= Ghazi Falah =

Bedouin Israeli-Canadian geographer

Ghazi-Walid Falah (غازي فلاح, ראזי פלאח) is a Bedouin Israeli Palestinian-Canadian geographer, who was a tenured professor at the University of Akron, Ohio. He is an expert on political, social and urban geography of the Middle East and the Arab World, with special emphasis on Israel. He has published over 45 articles in 23 peer-reviewed journals, and he has given papers at conferences. He is author and co-editor of five books and monographs, including Geographies of Muslim Women (Guilford Publications, 2005), co-edited with Caroline Nagel. He also has co-authored articles with colleagues, David Newman and Colin Flint, with whom he has conducted joint research.

Falah is a founder of the Toronto-based peer review international journal The Arab World Geographer and serves as its Editor-in-Chief. The journal is published in English and features research on the geography of the Arab, Muslim, and Middle-Eastern worlds.

==Biography==

===Early years===
Falah was born in the village of Falahat Al Batouf, Galilee, Israel. He earned his B.A and M.A from the Hebrew University of Jerusalem in Israel and a PhD in Geography from Durham University in England. After completing his doctorate in 1982, Falah taught geography for a short period at Tel Aviv University in Israel, and at An-Najah University and in Hebron in the West Bank.

In 1987, he established the Galilee Center for Social Research in Nazareth, a research institute focused on Arab communities living in Israel, and he served as its first Executive Director until relocating to North America in 1991. There he was appointed as Fulbright Scholar and Visiting Associate Professor of Geography at the University of Northern Iowa.

===Canada===
In 1993, Falah migrated to Canada and subsequently became a Canadian citizen. He started a new chapter in his academic career in Toronto, with a grant from the MacArthur Foundation, and was based at the University of Toronto as Visiting Associate Professor in the Department of Geography and Planning. During that same period, he was also a visiting scholar for five months at the University of Paris, Sorbonne, supported by a French CNRS research grant. His research has included studies of the differential distribution of facilities in Israeli Jewish and Arab areas.

He joined the University of Toronto Centre for Urban and Community Studies in 1995 as Research Associate, remaining there until 2001. While working on his research in Toronto, Falah also served, 1995-1997, as Lecturer at the University of Wales, Lampeter, a center for studies on the Muslim world. He then returned to the U.S., and accepted a position in the Department of Geography and Planning at the University of Akron in Ohio.

===Detention and release===
He was held for over three weeks in an Israeli jail after he was arrested on suspicion of espionage on July 8, 2006, while touring near the Lebanon border. The arrest occurred one week before the 2006 Israeli-Lebanon conflict.
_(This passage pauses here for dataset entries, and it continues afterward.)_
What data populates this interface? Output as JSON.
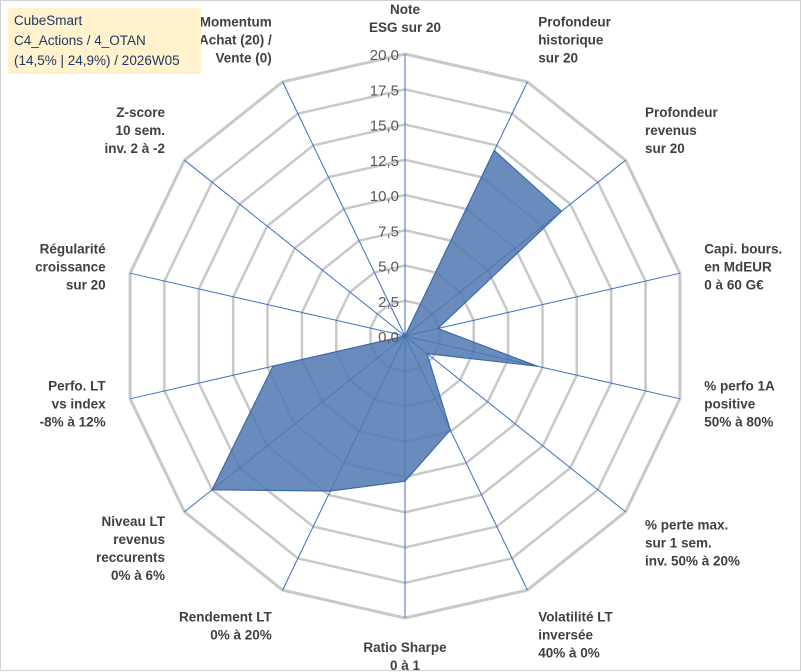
{
  "info_box": {
    "line1": "CubeSmart",
    "line2": "C4_Actions / 4_OTAN",
    "line3": "(14,5% | 24,9%) / 2026W05"
  },
  "chart_data": {
    "type": "radar",
    "title": "",
    "rmin": 0,
    "rmax": 20,
    "ticks": [
      "0,0",
      "2,5",
      "5,0",
      "7,5",
      "10,0",
      "12,5",
      "15,0",
      "17,5",
      "20,0"
    ],
    "tick_values": [
      0,
      2.5,
      5,
      7.5,
      10,
      12.5,
      15,
      17.5,
      20
    ],
    "categories": [
      [
        "Note",
        "ESG sur 20"
      ],
      [
        "Profondeur",
        "historique",
        "sur 20"
      ],
      [
        "Profondeur",
        "revenus",
        "sur 20"
      ],
      [
        "Capi. bours.",
        "en MdEUR",
        "0 à 60 G€"
      ],
      [
        "% perfo 1A",
        "positive",
        "50% à 80%"
      ],
      [
        "% perte max.",
        "sur 1 sem.",
        "inv. 50% à 20%"
      ],
      [
        "Volatilité LT",
        "inversée",
        "40% à 0%"
      ],
      [
        "Ratio Sharpe",
        "0 à 1"
      ],
      [
        "Rendement LT",
        "0% à 20%"
      ],
      [
        "Niveau LT",
        "revenus",
        "reccurents",
        "0% à 6%"
      ],
      [
        "Perfo. LT",
        "vs index",
        "-8% à 12%"
      ],
      [
        "Régularité",
        "croissance",
        "sur 20"
      ],
      [
        "Z-score",
        "10 sem.",
        "inv. 2 à -2"
      ],
      [
        "Momentum",
        "Achat (20) /",
        "Vente (0)"
      ]
    ],
    "series": [
      {
        "name": "CubeSmart",
        "values": [
          0,
          14.6,
          14.2,
          2.4,
          9.6,
          2.0,
          7.4,
          10.3,
          12.2,
          17.5,
          9.6,
          0,
          0,
          0
        ],
        "fill": "#4f78b0",
        "stroke": "#3f6aa8"
      }
    ],
    "grid_color": "#c8c8c8",
    "spoke_color": "#3a6fc4"
  }
}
He was denied access to a lawyer for the first 18 days of his detention.

On July 30, 2006, the Israeli Shin Bet security service and the Israeli police released Falah without filing charges against him.

===Recent activities===
In recent years, Falah has broadened his interests to include the geography of the media, focusing on the representation of Arabs and Muslims in daily newspapers in the U.S. Ghazi Falah was a tenured Full Professor at the University of Akron through around 2020. In 2021, he worked as a researcher at the College of Security and Global Studies, American University in the Emirates in Dubai, United Arab Emirates, and in 2023 was working at the Department of Geography, College of Social Sciences at Mutah University, Al Karak, Jordan.